U.S. shale producers have added millions of barrels to global crude supply in recent years, but that does not mean they can quickly replace barrels lost from weekend attacks on Saudi Aramco facilities, energy experts said.
Shale producers this year have been cutting budgets and workers and trimming production goals after years of heavy spending. They remain under intense pressure from investors to restrain spending and return money to shareholders through buybacks and dividends rather than expand drilling.
Shale is a short-cycle oil supply – one able to add or reduce production relatively quickly. Producers will see increased demand, especially from Asian buyers. But producers need 90 to 180 days to drill, complete and bring new production online.
There are about 1,000 Permian wells that have been drilled but not completed or hooked up to pipelines, said Bernadette Johnson, vice president of market intelligence at consultants Enverus.

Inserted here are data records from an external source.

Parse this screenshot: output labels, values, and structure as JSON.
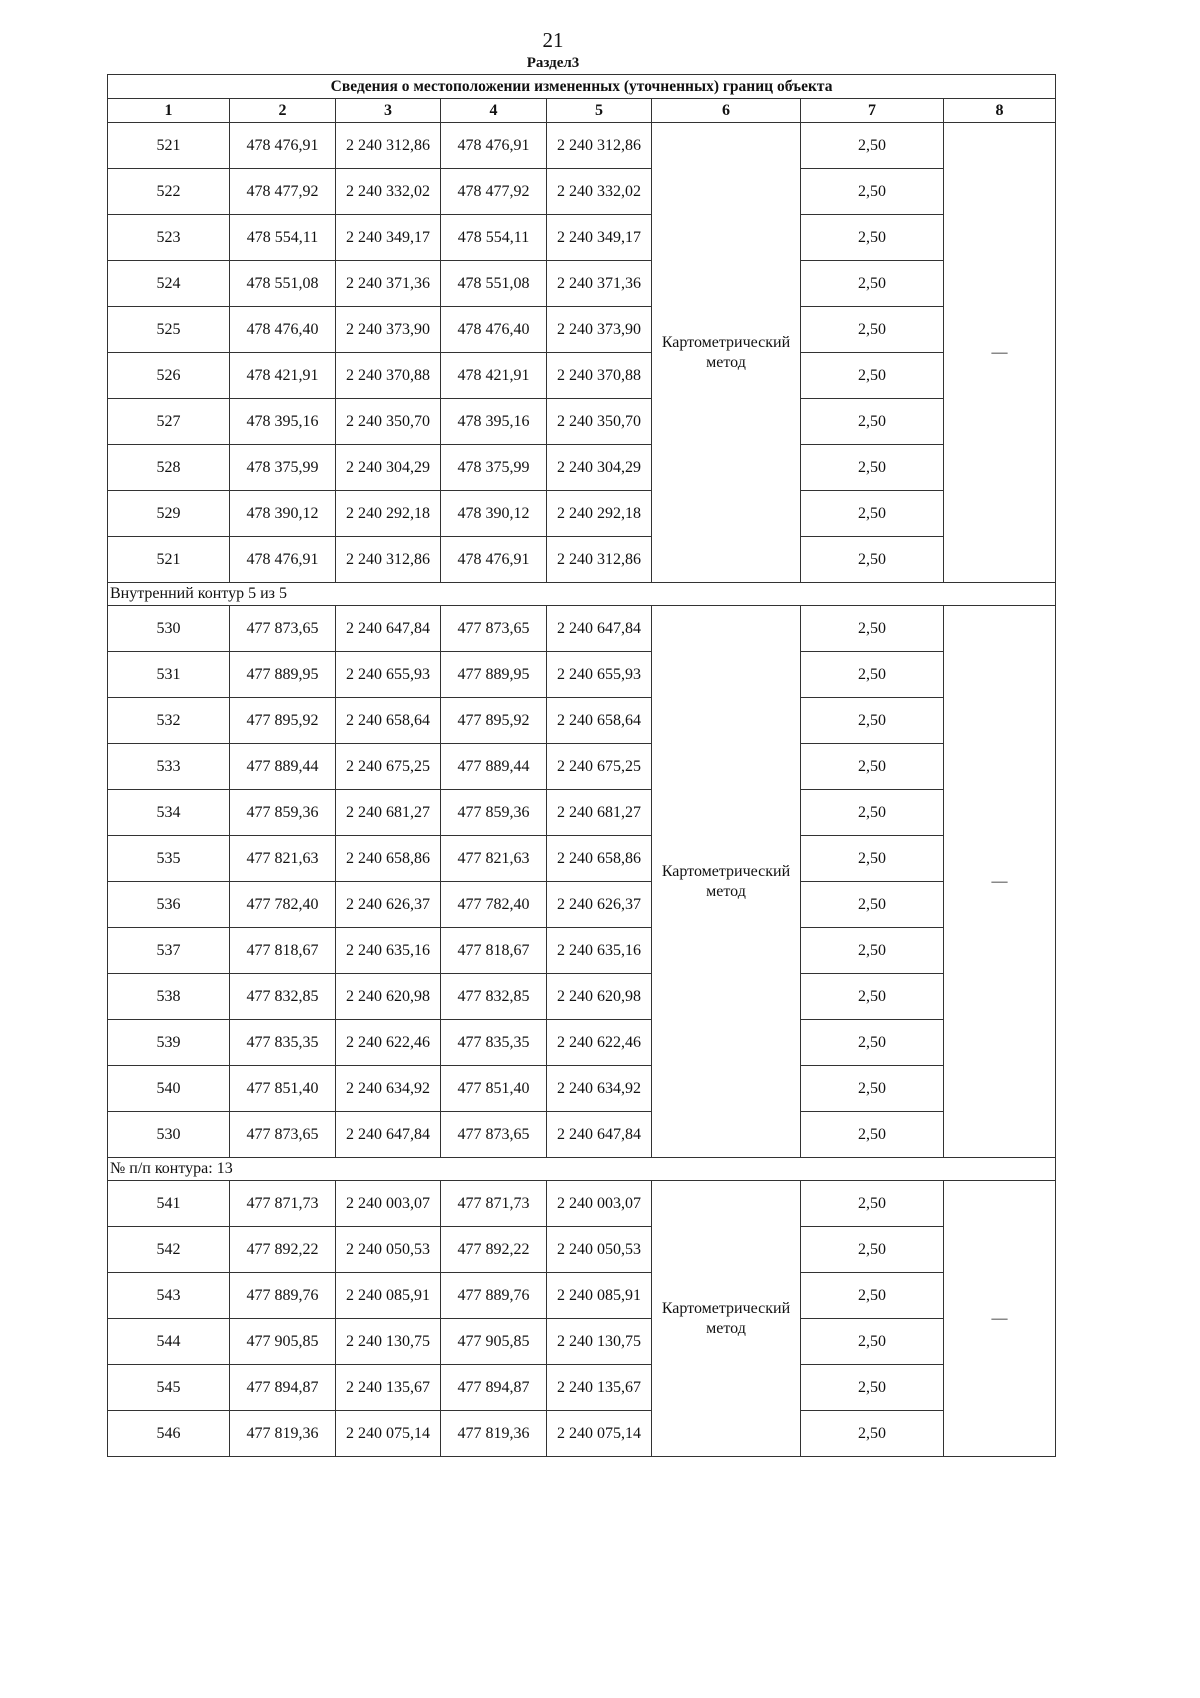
{
  "page_number": "21",
  "section_title": "Раздел3",
  "table": {
    "title": "Сведения о местоположении измененных (уточненных) границ объекта",
    "column_headers": [
      "1",
      "2",
      "3",
      "4",
      "5",
      "6",
      "7",
      "8"
    ],
    "blocks": [
      {
        "label": null,
        "method": "Картометрический метод",
        "col8": "—",
        "rows": [
          [
            "521",
            "478 476,91",
            "2 240 312,86",
            "478 476,91",
            "2 240 312,86",
            "2,50"
          ],
          [
            "522",
            "478 477,92",
            "2 240 332,02",
            "478 477,92",
            "2 240 332,02",
            "2,50"
          ],
          [
            "523",
            "478 554,11",
            "2 240 349,17",
            "478 554,11",
            "2 240 349,17",
            "2,50"
          ],
          [
            "524",
            "478 551,08",
            "2 240 371,36",
            "478 551,08",
            "2 240 371,36",
            "2,50"
          ],
          [
            "525",
            "478 476,40",
            "2 240 373,90",
            "478 476,40",
            "2 240 373,90",
            "2,50"
          ],
          [
            "526",
            "478 421,91",
            "2 240 370,88",
            "478 421,91",
            "2 240 370,88",
            "2,50"
          ],
          [
            "527",
            "478 395,16",
            "2 240 350,70",
            "478 395,16",
            "2 240 350,70",
            "2,50"
          ],
          [
            "528",
            "478 375,99",
            "2 240 304,29",
            "478 375,99",
            "2 240 304,29",
            "2,50"
          ],
          [
            "529",
            "478 390,12",
            "2 240 292,18",
            "478 390,12",
            "2 240 292,18",
            "2,50"
          ],
          [
            "521",
            "478 476,91",
            "2 240 312,86",
            "478 476,91",
            "2 240 312,86",
            "2,50"
          ]
        ]
      },
      {
        "label": "Внутренний контур 5 из 5",
        "method": "Картометрический метод",
        "col8": "—",
        "rows": [
          [
            "530",
            "477 873,65",
            "2 240 647,84",
            "477 873,65",
            "2 240 647,84",
            "2,50"
          ],
          [
            "531",
            "477 889,95",
            "2 240 655,93",
            "477 889,95",
            "2 240 655,93",
            "2,50"
          ],
          [
            "532",
            "477 895,92",
            "2 240 658,64",
            "477 895,92",
            "2 240 658,64",
            "2,50"
          ],
          [
            "533",
            "477 889,44",
            "2 240 675,25",
            "477 889,44",
            "2 240 675,25",
            "2,50"
          ],
          [
            "534",
            "477 859,36",
            "2 240 681,27",
            "477 859,36",
            "2 240 681,27",
            "2,50"
          ],
          [
            "535",
            "477 821,63",
            "2 240 658,86",
            "477 821,63",
            "2 240 658,86",
            "2,50"
          ],
          [
            "536",
            "477 782,40",
            "2 240 626,37",
            "477 782,40",
            "2 240 626,37",
            "2,50"
          ],
          [
            "537",
            "477 818,67",
            "2 240 635,16",
            "477 818,67",
            "2 240 635,16",
            "2,50"
          ],
          [
            "538",
            "477 832,85",
            "2 240 620,98",
            "477 832,85",
            "2 240 620,98",
            "2,50"
          ],
          [
            "539",
            "477 835,35",
            "2 240 622,46",
            "477 835,35",
            "2 240 622,46",
            "2,50"
          ],
          [
            "540",
            "477 851,40",
            "2 240 634,92",
            "477 851,40",
            "2 240 634,92",
            "2,50"
          ],
          [
            "530",
            "477 873,65",
            "2 240 647,84",
            "477 873,65",
            "2 240 647,84",
            "2,50"
          ]
        ]
      },
      {
        "label": "№ п/п контура: 13",
        "method": "Картометрический метод",
        "col8": "—",
        "rows": [
          [
            "541",
            "477 871,73",
            "2 240 003,07",
            "477 871,73",
            "2 240 003,07",
            "2,50"
          ],
          [
            "542",
            "477 892,22",
            "2 240 050,53",
            "477 892,22",
            "2 240 050,53",
            "2,50"
          ],
          [
            "543",
            "477 889,76",
            "2 240 085,91",
            "477 889,76",
            "2 240 085,91",
            "2,50"
          ],
          [
            "544",
            "477 905,85",
            "2 240 130,75",
            "477 905,85",
            "2 240 130,75",
            "2,50"
          ],
          [
            "545",
            "477 894,87",
            "2 240 135,67",
            "477 894,87",
            "2 240 135,67",
            "2,50"
          ],
          [
            "546",
            "477 819,36",
            "2 240 075,14",
            "477 819,36",
            "2 240 075,14",
            "2,50"
          ]
        ]
      }
    ]
  }
}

Shale “cannot simply open up the spigot,” she said, adding: “The infrastructure simply isn’t there yet to get it to the coast.”
Representatives for Exxon Mobil Corp, Royal Dutch Shell and Chevron Corp, which all produce shale, declined to comment on the potential impact on their operations.
If the attacks lead to sustained U.S. oil prices in the mid-$60-a-barrel range, it could cause U.S. output to grow by about 2 million barrels per day (bpd) next year, from about 1 million bpd this year, Johnson said.
U.S. oil companies could see some benefit. The strikes in Saudi Arabia knocked out oil-processing facilities and production at the Khurais oilfield, which produces a light oil similar to what shale producers offer.
The Eagle Ford Shale field in South Texas has the ability to add to supplies and prices in the mid-$60s would cause companies operating there to add rigs gradually. Still, its ultralight, sweet barrels are not similar enough to be a good substitute for lost Arab Light oil, Johnson said.
Shale producers generally could use the expected jump in crude prices to add hedges, or contracts that lock in future prices, allowing them to capture some of the expected price increases, said Matt Portillo, managing director at investment bank Tudor, Pickering, Holt & Co.
“Producers will take the higher prices and essentially bank that to balance-sheet repair or to accelerating shareholder returns,” Portillo said.
U.S. oil companies operating in the Permian Basin will not “be changing their plans this week based on what happened in Saudi Arabia,” said Andy Lipow, president of consultancy Lipow Oil Associates.